元製薬会社MRが造る「金賞受賞ワイン」の本質

世界的に影響力のあるイギリスのワインコンペで金賞を受賞した赤ワインを造る、北海道仁木町の「NIKI Hills(ニキヒルズ)ワイナリー」。その醸造の秘密に迫ります(写真:NIKI Hillsワイナリー提供)

日本ワインブームと言われて久しい。いや、もうブームではなく、フランスやイタリアと同じように「日本」もワイン産地として定着したといえる。

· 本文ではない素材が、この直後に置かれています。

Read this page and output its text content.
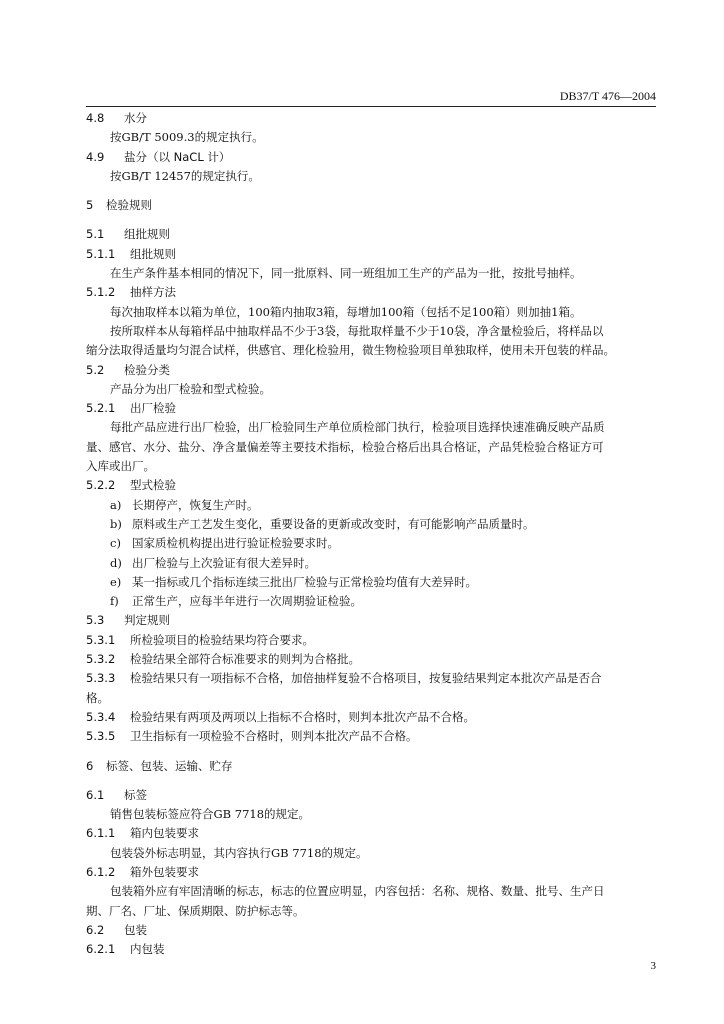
DB37/T 476—2004
4.8 水分
按GB/T 5009.3的规定执行。
4.9 盐分（以 NaCL 计）
按GB/T 12457的规定执行。
5 检验规则
5.1 组批规则
5.1.1 组批规则
在生产条件基本相同的情况下，同一批原料、同一班组加工生产的产品为一批，按批号抽样。
5.1.2 抽样方法
每次抽取样本以箱为单位，100箱内抽取3箱，每增加100箱（包括不足100箱）则加抽1箱。
按所取样本从每箱样品中抽取样品不少于3袋，每批取样量不少于10袋，净含量检验后，将样品以
缩分法取得适量均匀混合试样，供感官、理化检验用，微生物检验项目单独取样，使用未开包装的样品。
5.2 检验分类
产品分为出厂检验和型式检验。
5.2.1 出厂检验
每批产品应进行出厂检验，出厂检验同生产单位质检部门执行，检验项目选择快速准确反映产品质
量、感官、水分、盐分、净含量偏差等主要技术指标，检验合格后出具合格证，产品凭检验合格证方可
入库或出厂。
5.2.2 型式检验
a) 长期停产，恢复生产时。
b) 原料或生产工艺发生变化，重要设备的更新或改变时，有可能影响产品质量时。
c) 国家质检机构提出进行验证检验要求时。
d) 出厂检验与上次验证有很大差异时。
e) 某一指标或几个指标连续三批出厂检验与正常检验均值有大差异时。
f) 正常生产，应每半年进行一次周期验证检验。
5.3 判定规则
5.3.1 所检验项目的检验结果均符合要求。
5.3.2 检验结果全部符合标准要求的则判为合格批。
5.3.3 检验结果只有一项指标不合格，加倍抽样复验不合格项目，按复验结果判定本批次产品是否合
格。
5.3.4 检验结果有两项及两项以上指标不合格时，则判本批次产品不合格。
5.3.5 卫生指标有一项检验不合格时，则判本批次产品不合格。
6 标签、包装、运输、贮存
6.1 标签
销售包装标签应符合GB 7718的规定。
6.1.1 箱内包装要求
包装袋外标志明显，其内容执行GB 7718的规定。
6.1.2 箱外包装要求
包装箱外应有牢固清晰的标志，标志的位置应明显，内容包括：名称、规格、数量、批号、生产日
期、厂名、厂址、保质期限、防护标志等。
6.2 包装
6.2.1 内包装
3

実際、ワイナリー数は2008年の196から2018年には395と急増、今年末には500に達しそうだ。ワインツーリズムというワイナリー訪問を核にした大人の旅も一般化した。ワインジャーナリストとして長年取材してきた私からすると、現在の状況には隔世の感がある。

新規ワイナリーの大半が、「ブドウを育て自分のワインを造りたい」といった個人が始めた小規模なものだ。それがここ数年、資本力のある企業のワイン産業参入が始まっている。これも日本ワインが定着した証しと言えるだろう。

今回は、その先駆けとなったワイナリーを紹介しよう。広告業を柱とするDACグループが2016年、北海道の仁木町に創業した同町初のワイナリー「NIKI Hills(ニキヒルズ)ワイナリー」だ。

■余市に出遅れた仁木のワイナリーの出発点

隣の余市町は、すでに13のワイナリーがあり日本ワインブームの台風の目のような町だ。ともに北のフルーツ王国と呼ばれ栽培環境にそれほど差がないのに仁木町は一歩出遅れた感がある。DACは、仁木の旭台の丘に農業の再生、地域活性化を掲げ、自然に親しみ宿泊もできるワインを核とした複合型ワイナリー「ニキヒルズ」を起こした。